## Saturday, September 24, 2011

### May Problem and Solution!!!

Hey Guys! In May of 2011 the Bard Math Circle visited the Kingston Library and challenged the enthusiastic students to solve a series of combination/permutation problems. Although tough, the problems proved to be quite the adventure for the talented youth. One of the problems asked to find the different ways that four friends could split into two group (groups can be uneven) if they were to play a game. Here is the problem:

Four friends, Andrew, Brianna, Cassandra, and Darien want to
play a game. How many ways can they form two teams? Every-
one must play.
Example: Andrew, Cassandra, Darien vs. Brianna .
This is the same as Brianna vs. Darien, Andrew, Cassandra

Actually, this is a similar situation to my 2011 Summer at Bard College adventures with three friends of mine (Anam, Andres, Mauricio). We were having a dance competition and we could either partner up in a group or give a solo performance. We first gave everyone the chance to prove themselves the best dancer. This gave us four groups. Next, Anam got a partner. She had three dances with a partner. Then, Andres had the chance to get a partner as well and he danced only twice (he had already danced with Anam).
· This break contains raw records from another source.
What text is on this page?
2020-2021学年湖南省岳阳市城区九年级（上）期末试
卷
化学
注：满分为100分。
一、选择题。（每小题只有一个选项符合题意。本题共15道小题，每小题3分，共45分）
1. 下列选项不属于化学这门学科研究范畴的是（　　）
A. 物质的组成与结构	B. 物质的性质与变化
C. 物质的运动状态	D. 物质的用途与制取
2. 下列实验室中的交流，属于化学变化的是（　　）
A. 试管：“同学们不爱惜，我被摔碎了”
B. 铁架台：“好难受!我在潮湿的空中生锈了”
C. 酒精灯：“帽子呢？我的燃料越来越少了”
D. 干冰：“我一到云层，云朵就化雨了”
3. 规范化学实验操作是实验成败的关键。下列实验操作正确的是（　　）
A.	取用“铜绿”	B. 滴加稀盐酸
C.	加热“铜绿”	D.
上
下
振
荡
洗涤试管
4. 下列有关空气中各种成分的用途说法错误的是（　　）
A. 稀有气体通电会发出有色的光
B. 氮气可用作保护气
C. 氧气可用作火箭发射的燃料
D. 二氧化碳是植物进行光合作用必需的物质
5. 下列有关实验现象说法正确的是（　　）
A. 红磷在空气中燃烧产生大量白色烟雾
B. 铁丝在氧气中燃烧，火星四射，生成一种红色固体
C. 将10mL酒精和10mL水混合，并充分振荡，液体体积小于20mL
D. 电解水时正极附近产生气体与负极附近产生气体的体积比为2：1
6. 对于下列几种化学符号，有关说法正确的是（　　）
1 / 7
Later, Mauricio had to get a partner and he only danced with me (he had already danced with Andres and Anam). When it was my turn, I realized I had already danced with all of them and I was too tired of dancing. Nonetheless, it was a fun night and full of laughs, combinations, and math.

It turns out the number of groups we could create was 7. We could abbreviate Andrew as A, Brianna as B, Cassandra as C, and Darien as D. Then the example Andrew, Cassandra, Darien vs. Brianna could be written as ACD|B. To make things easy, let's agree to always list Andrew's team first:

1. A|BCD
2. AB|CD
3. AC|BD